Sanity Over Myanmar and Pakistan
Reading and viewing Western print and satellite TV and their Southeast counterparts recently, it’s hard to believe that there is deep understanding about the historical, cultural and economic context of what these media call present day Myanmar and Pakistan.
The staple line of argument among liberal media circles in the West is that the “military junta” or “military regime” in Myanmar and Pakistan need to be changed into liberal democracies along the lines of what politicians, legislators and media pundits in America and Britain seemed to be obsessed with.
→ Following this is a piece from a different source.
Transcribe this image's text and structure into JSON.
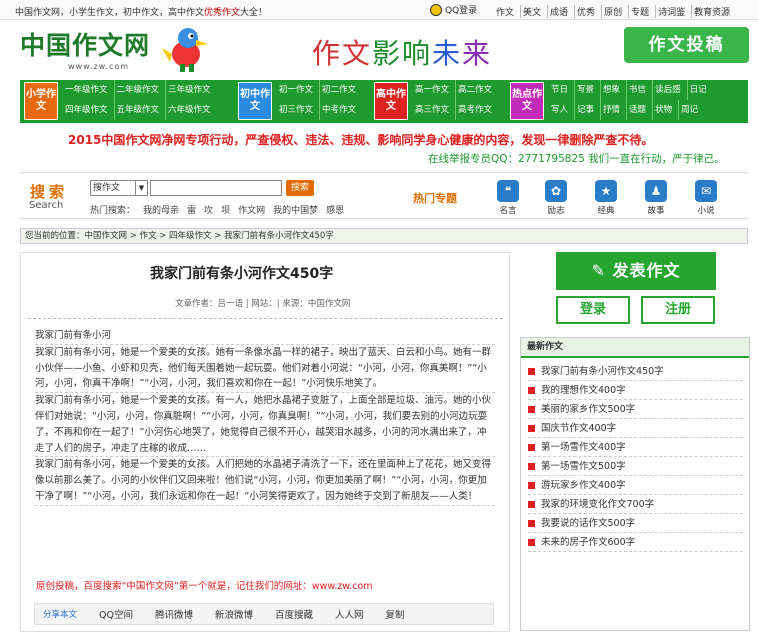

The illusion that Aung San Suu Kyi, Benazir Bhutto and/or Nawaz Sharif and their coterie of politicos/lawyers are able to devise a alternative, competent and unifying “democratic”political system remains a strong and, at the same time, naive and dangerous one.
Some 8 years ago, at the residence of the British ambassador in Jakarta, I was invited to meet for tea with Michael Aris, husband of Aung San Suu Kyi. I asked him pointedly whether the National League for Democracy which his wife headed was really a viable political organization that could galvanise a sense of national purpose among Myanmar’s civic society, particularly among Shans, Karens, Kachens and other minorities. His answer was so carefully guarded that I did not press the point. I had earlier remarked to him that (then) Vice President Megawati Soekarnoputri was still grappling with forging unity within her PDIP party. In other words, for the NLD and PDIP there were limits to riding on the on the charisma of Aung San and Soekarno, to which both Syuu Kyi’s and Megawat relied upon for their influence and legitimacy.